Grade 5Math

Understanding Fraction Multiplication with Area Models

Understanding Fraction Multiplication with Area Models is a Grade 5 math skill from Illustrative Mathematics Chapter 3 (Multiplying and Dividing Fractions) where students use rectangular area models to visualize multiplying two fractions as finding a fraction of a fraction. Vertical divisions model the first fraction, horizontal divisions model the second fraction, and the overlapping shaded region represents the product.

Key Concepts

To multiply two fractions, we can find a "fraction of a fraction." An area model visualizes this by representing the first fraction with vertical divisions and the second fraction with horizontal divisions. The product is the area where the shaded parts of both fractions overlap.

Common Questions

How does an area model show fraction multiplication?
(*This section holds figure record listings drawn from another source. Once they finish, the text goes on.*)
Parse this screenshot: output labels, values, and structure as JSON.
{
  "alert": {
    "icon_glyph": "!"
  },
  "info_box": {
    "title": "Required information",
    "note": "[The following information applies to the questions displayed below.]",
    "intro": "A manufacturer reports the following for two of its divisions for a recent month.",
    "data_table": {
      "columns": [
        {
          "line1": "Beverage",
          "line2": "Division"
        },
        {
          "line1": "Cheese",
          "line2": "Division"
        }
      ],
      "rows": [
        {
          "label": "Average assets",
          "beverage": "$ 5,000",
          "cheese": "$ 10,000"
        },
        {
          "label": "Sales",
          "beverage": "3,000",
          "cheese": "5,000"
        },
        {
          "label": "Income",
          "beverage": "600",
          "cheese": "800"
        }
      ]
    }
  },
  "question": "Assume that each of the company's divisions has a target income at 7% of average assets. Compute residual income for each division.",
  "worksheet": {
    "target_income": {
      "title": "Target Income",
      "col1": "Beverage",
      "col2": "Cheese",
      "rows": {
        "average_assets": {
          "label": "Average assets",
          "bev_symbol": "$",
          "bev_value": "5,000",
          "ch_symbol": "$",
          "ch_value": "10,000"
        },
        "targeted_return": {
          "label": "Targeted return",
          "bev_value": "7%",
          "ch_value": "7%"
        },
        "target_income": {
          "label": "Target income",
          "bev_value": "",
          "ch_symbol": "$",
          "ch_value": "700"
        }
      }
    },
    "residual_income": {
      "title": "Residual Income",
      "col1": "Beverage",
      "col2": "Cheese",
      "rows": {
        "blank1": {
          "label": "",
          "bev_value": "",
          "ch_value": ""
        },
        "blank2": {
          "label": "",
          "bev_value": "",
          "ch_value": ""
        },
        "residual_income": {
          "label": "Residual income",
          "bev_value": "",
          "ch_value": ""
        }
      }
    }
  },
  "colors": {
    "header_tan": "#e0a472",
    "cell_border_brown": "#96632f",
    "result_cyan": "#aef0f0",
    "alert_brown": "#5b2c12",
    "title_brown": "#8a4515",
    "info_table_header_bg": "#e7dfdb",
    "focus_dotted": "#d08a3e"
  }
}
Shade the first fraction using vertical divisions (e.g., shade 1 of 2 columns for 1/2). Then partition using horizontal divisions for the second fraction (e.g., shade 1 of 3 rows for 1/3). The overlapping area (1 cell of 6 total) shows the product: 1/2 × 1/3 = 1/6.

What does it mean to find a fraction of a fraction?

Finding a fraction of a fraction means taking a portion of an already-portioned region. For example, 1/3 of 1/2 means taking one-third of a half of a rectangle. The result is 1/6 of the whole.

What chapter covers fraction multiplication with area models in Illustrative Mathematics Grade 5?

Understanding fraction multiplication with area models is covered in Chapter 3 of Illustrative Mathematics Grade 5, titled Multiplying and Dividing Fractions.

How do you read a fraction multiplication product from an area model?

Count the doubly-shaded (overlapping) cells — this is the numerator. Count all the total cells in the model — this is the denominator. The fraction formed is the product.

Why is the area model useful for fraction multiplication?

The area model makes abstract fraction multiplication concrete and visual. Students can see why the product of two fractions less than 1 is smaller than either fraction — the overlapping region is a small portion of the whole rectangle.